Jego sojusznikiem jest niejaki Zołotow (zwany u nas "Denaturowem"), szef Rosgwardii (stąd to aresztowanie prigożinowca) mimo, że będący blisko Putina to jednak, mam wrażenie, dość elastycznym w poglądach. Nie uznaję go jednak za stronę walki o władzę, jest na to zbyt ograniczony.
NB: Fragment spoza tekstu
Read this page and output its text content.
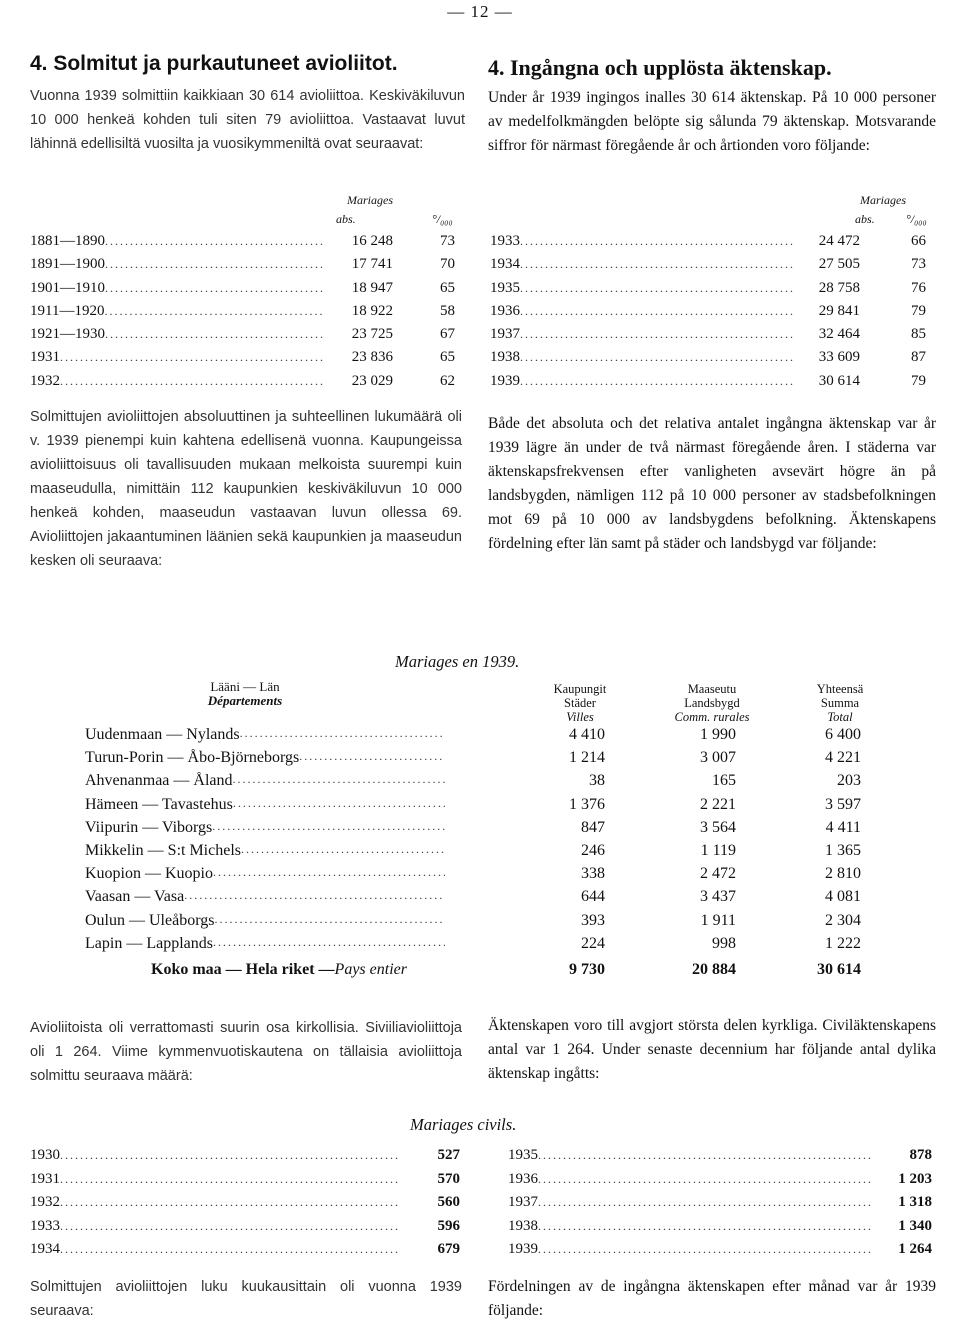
— 12 —
4. Solmitut ja purkautuneet avioliitot.

Vuonna 1939 solmittiin kaikkiaan 30 614 avioliittoa. Keskiväkiluvun 10 000 henkeä kohden tuli siten 79 avioliittoa. Vastaavat luvut lähinnä edellisiltä vuosilta ja vuosikymmeniltä ovat seuraavat:

Mariages
abs.	°/₀₀₀
1881—1890 .....	16 248	73
1891—1900 .....	17 741	70
1901—1910 .....	18 947	65
1911—1920 .....	18 922	58
1921—1930 .....	23 725	67
1931 .....	23 836	65
1932 .....	23 029	62

Solmittujen avioliittojen absoluuttinen ja suhteellinen lukumäärä oli v. 1939 pienempi kuin kahtena edellisenä vuonna. Kaupungeissa avioliittoisuus oli tavallisuuden mukaan melkoista suurempi kuin maaseudulla, nimittäin 112 kaupunkien keskiväkiluvun 10 000 henkeä kohden, maaseudun vastaavan luvun ollessa 69. Avioliittojen jakaantuminen läänien sekä kaupunkien ja maaseudun kesken oli seuraava:

4. Ingångna och upplösta äktenskap.

Under år 1939 ingingos inalles 30 614 äktenskap. På 10 000 personer av medelfolkmängden belöpte sig sålunda 79 äktenskap. Motsvarande siffror för närmast föregående år och årtionden voro följande:

Mariages
abs.	°/₀₀₀
1933 .....	24 472	66
1934 .....	27 505	73
1935 .....	28 758	76
1936 .....	29 841	79
1937 .....	32 464	85
1938 .....	33 609	87
1939 .....	30 614	79

Både det absoluta och det relativa antalet ingångna äktenskap var år 1939 lägre än under de två närmast föregående åren. I städerna var äktenskapsfrekvensen efter vanligheten avsevärt högre än på landsbygden, nämligen 112 på 10 000 personer av stadsbefolkningen mot 69 på 10 000 av landsbygdens befolkning. Äktenskapens fördelning efter län samt på städer och landsbygd var följande:

Mariages en 1939.
Lääni — Län
Départements
Kaupungit
Städer
Villes
Maaseutu
Landsbygd
Comm. rurales
Yhteensä
Summa
Total
Uudenmaan — Nylands .....	4 410	1 990	6 400
Turun-Porin — Åbo-Björneborgs .....	1 214	3 007	4 221
Ahvenanmaa — Åland .....	38	165	203
Hämeen — Tavastehus .....	1 376	2 221	3 597
Viipurin — Viborgs .....	847	3 564	4 411
Mikkelin — S:t Michels .....	246	1 119	1 365
Kuopion — Kuopio .....	338	2 472	2 810
Vaasan — Vasa .....	644	3 437	4 081
Oulun — Uleåborgs .....	393	1 911	2 304
Lapin — Lapplands .....	224	998	1 222
Koko maa — Hela riket — Pays entier	9 730	20 884	30 614

Avioliitoista oli verrattomasti suurin osa kirkollisia. Siviiliavioliittoja oli 1 264. Viime kymmenvuotiskautena on tällaisia avioliittoja solmittu seuraava määrä:

Äktenskapen voro till avgjort största delen kyrkliga. Civiläktenskapens antal var 1 264. Under senaste decennium har följande antal dylika äktenskap ingåtts:

Mariages civils.
1930 .....	527
1931 .....	570
1932 .....	560
1933 .....	596
1934 .....	679
1935 .....	878
1936 .....	1 203
1937 .....	1 318
1938 .....	1 340
1939 .....	1 264

Solmittujen avioliittojen luku kuukausittain oli vuonna 1939 seuraava:

Fördelningen av de ingångna äktenskapen efter månad var år 1939 följande:
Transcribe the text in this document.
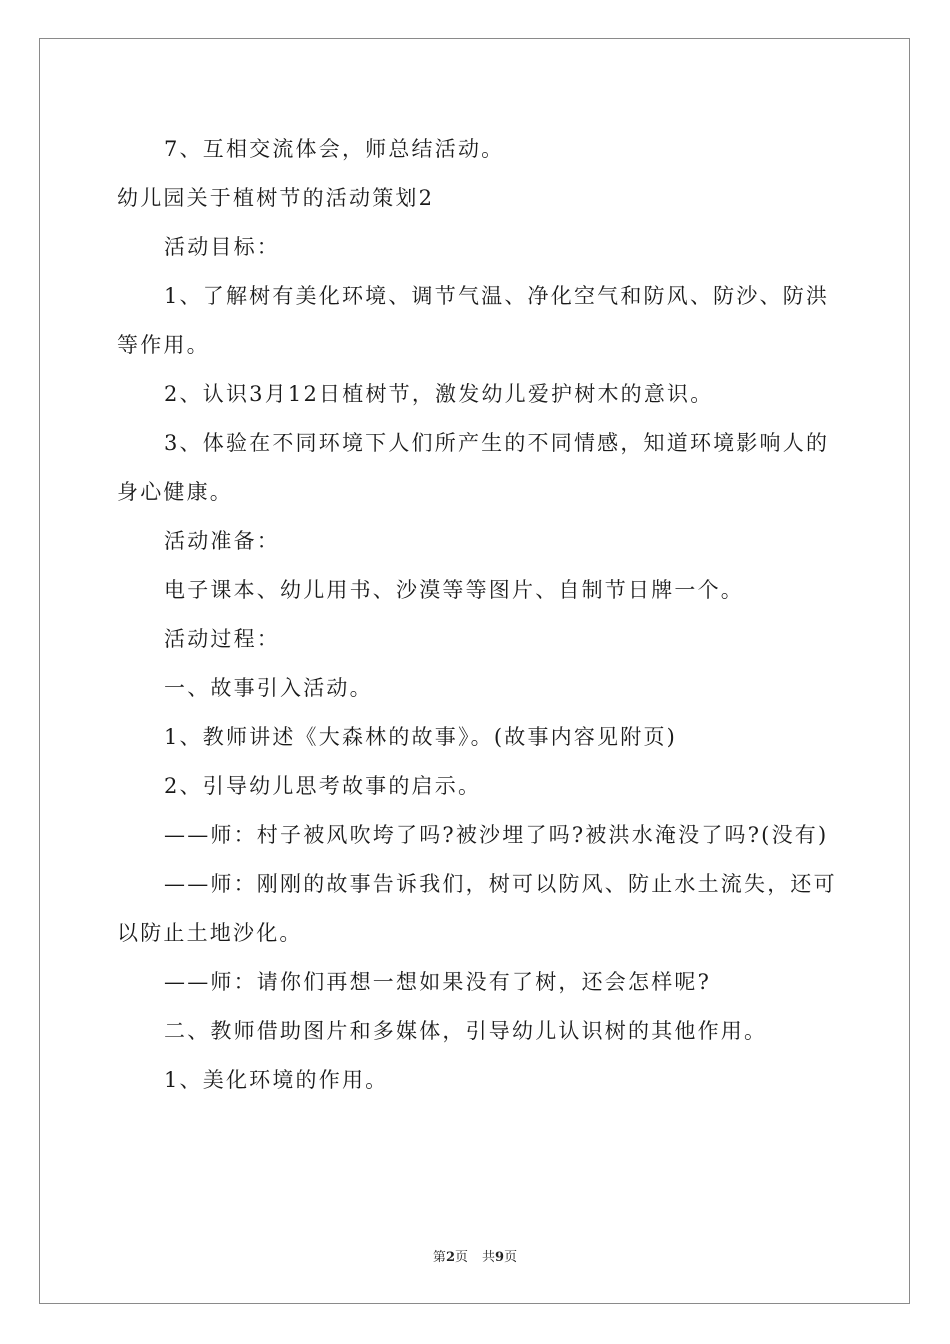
7、互相交流体会，师总结活动。

幼儿园关于植树节的活动策划2

活动目标：

1、了解树有美化环境、调节气温、净化空气和防风、防沙、防洪等作用。

2、认识3月12日植树节，激发幼儿爱护树木的意识。

3、体验在不同环境下人们所产生的不同情感，知道环境影响人的身心健康。

活动准备：

电子课本、幼儿用书、沙漠等等图片、自制节日牌一个。

活动过程：

一、故事引入活动。

1、教师讲述《大森林的故事》。(故事内容见附页)

2、引导幼儿思考故事的启示。

——师：村子被风吹垮了吗?被沙埋了吗?被洪水淹没了吗?(没有)

——师：刚刚的故事告诉我们，树可以防风、防止水土流失，还可以防止土地沙化。

——师：请你们再想一想如果没有了树，还会怎样呢?

二、教师借助图片和多媒体，引导幼儿认识树的其他作用。

1、美化环境的作用。

第2页 共9页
Za kolejnego pełnoprawnego gracza uznałbym raczej gen. Patruszewa, szefa FSB i sekretarza RB. Potężna figura, krytykowana przez Putina za fiasko wywiadu. Ostatnio pojawiły się absolutnie niepotwierdzone plotki o przeprowadzeniu przez niego zamachu stanu
Walka między frakcjami trwa na całego, natomiast frustracja związana z przegrywaną wojną udziela się wszystkim. Poniżej kolaboracyjny urzędnik z Chersońszczyzny Kirył Stremusow mówi, że Szojgu powinien popełnić samobójstwo.
Dyskusja na temat kolejnych porażek rozpoczęła się też w głównych mediach, choć prezenterzy nadal starają się ją na różne sposoby usprawiedliwić, oraz machają widzom marchewką w postaci "rychłej" ofensywy rosyjskiej. Płonne nadzieje.
Powyższe okoliczności wskazują na chwianie się całego systemu politycznego. Problemy te będą narastać w miarę pogarszającej się sytuacji na froncie, co wydaje się w tej chwili nieuchronne. Wszyscy uderzają w Szojgu, ale pewne jest, że gdy go usuną zaczną gryźć się między sobą.
Kończąc wątek, możemy sobie życzyć by Putin i jego fatalni klakierzy jak najdłużej ciągnęli Rosję, ku otchłani czarnej dziury. Ewentualnie gdyby go miało zabraknąć, by walki frakcyjne doprowadziły do wojny domowej. Jej wybuch w takim momencie, wprowadzi ogromny chaos na froncie.